When generating a random password, the result must still be a valid string

Raymond Chen

A customer had a problem with auto-generated random passwords. Their password generator generated a string by choosing each character randomly with a code unit from U+0001 to U+FFFF. (They avoided U+0000 because that is the string terminator.) They didn’t mind that the resulting passwords were untypeable, because the passwords were going to be entered programmatically.

Things seemed to work great. One computer created the account with the untypeable password, and another computer was able to log in with that password.

But occasionally, they would find that the first computer would create the account, but the second computer couldn’t use it to sign in. If they re-ran the password generator, then everything worked again. If they went back to the original password, it stopped.

They were occasionally generating haunted passwords.

If you take a bunch of randomly-generated code units, the result may not be a legal Unicode string.
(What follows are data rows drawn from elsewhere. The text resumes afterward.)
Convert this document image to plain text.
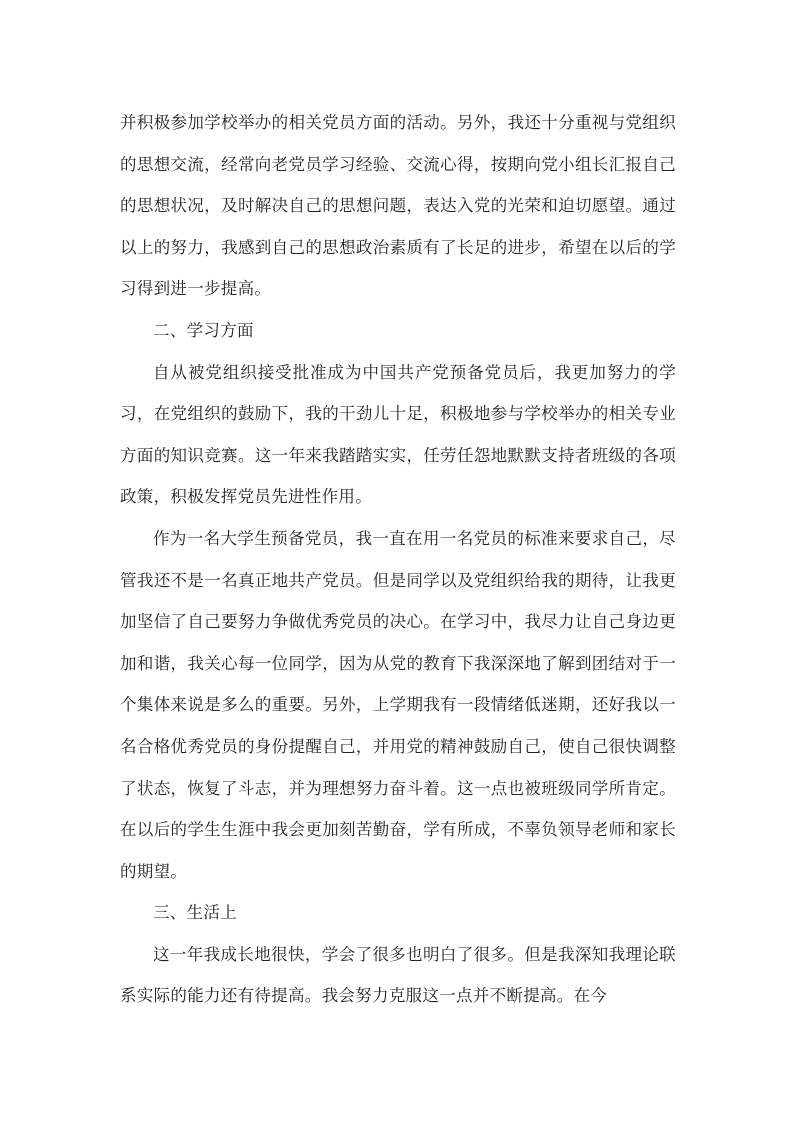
并积极参加学校举办的相关党员方面的活动。另外，我还十分重视与党组织的思想交流，经常向老党员学习经验、交流心得，按期向党小组长汇报自己的思想状况，及时解决自己的思想问题，表达入党的光荣和迫切愿望。通过以上的努力，我感到自己的思想政治素质有了长足的进步，希望在以后的学习得到进一步提高。

二、学习方面

自从被党组织接受批准成为中国共产党预备党员后，我更加努力的学习，在党组织的鼓励下，我的干劲儿十足，积极地参与学校举办的相关专业方面的知识竞赛。这一年来我踏踏实实，任劳任怨地默默支持者班级的各项政策，积极发挥党员先进性作用。

作为一名大学生预备党员，我一直在用一名党员的标准来要求自己，尽管我还不是一名真正地共产党员。但是同学以及党组织给我的期待，让我更加坚信了自己要努力争做优秀党员的决心。在学习中，我尽力让自己身边更加和谐，我关心每一位同学，因为从党的教育下我深深地了解到团结对于一个集体来说是多么的重要。另外，上学期我有一段情绪低迷期，还好我以一名合格优秀党员的身份提醒自己，并用党的精神鼓励自己，使自己很快调整了状态，恢复了斗志，并为理想努力奋斗着。这一点也被班级同学所肯定。在以后的学生生涯中我会更加刻苦勤奋，学有所成，不辜负领导老师和家长的期望。

三、生活上

这一年我成长地很快，学会了很多也明白了很多。但是我深知我理论联系实际的能力还有待提高。我会努力克服这一点并不断提高。在今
This is true for UTF-16LE (which is the default encoding used by Windows) as well as UTF-8.

What is going on is that occasionally, the random number generator will produce an invalid Unicode string, like say, a high surrogate not followed by a low surrogate. When the account is created locally, the UTF-16LE string is passed directly to the underlying service, which creates the account with the specified password as-is.

The string is then transmitted to the other computer, and the other computer tries to sign in with that password. However, the network protocol for the service specifies that the password is encoded as UTF-8 before being hashed or encrypted or whatever it is that network protocols do to protect passwords.

The problem is that an invalid UTF-16LE string cannot be converted to Unicode code points, and therefore cannot be re-encoded as UTF-8 for transmission on the wire. At best, you get U+FFFD REPLACEMENT CHARACTER, which says “Um, there was something here, but it wasn’t a valid Unicode code point, so I have no way of expressing it.”

The password goes out over the wire, and the server receives the UTF-8 string and transcodes it back to UTF-16LE, and the strings don’t match because invalid strings do not round trip from UTF-16LE to UTF-8 and back.

The solution to the problem is to stop generating garbage strings that aren’t even legal. They can generate the same amount of random data (preserving entropy), but convert it to Unicode via an encoding like base64 which is guaranteed to produce a legal string.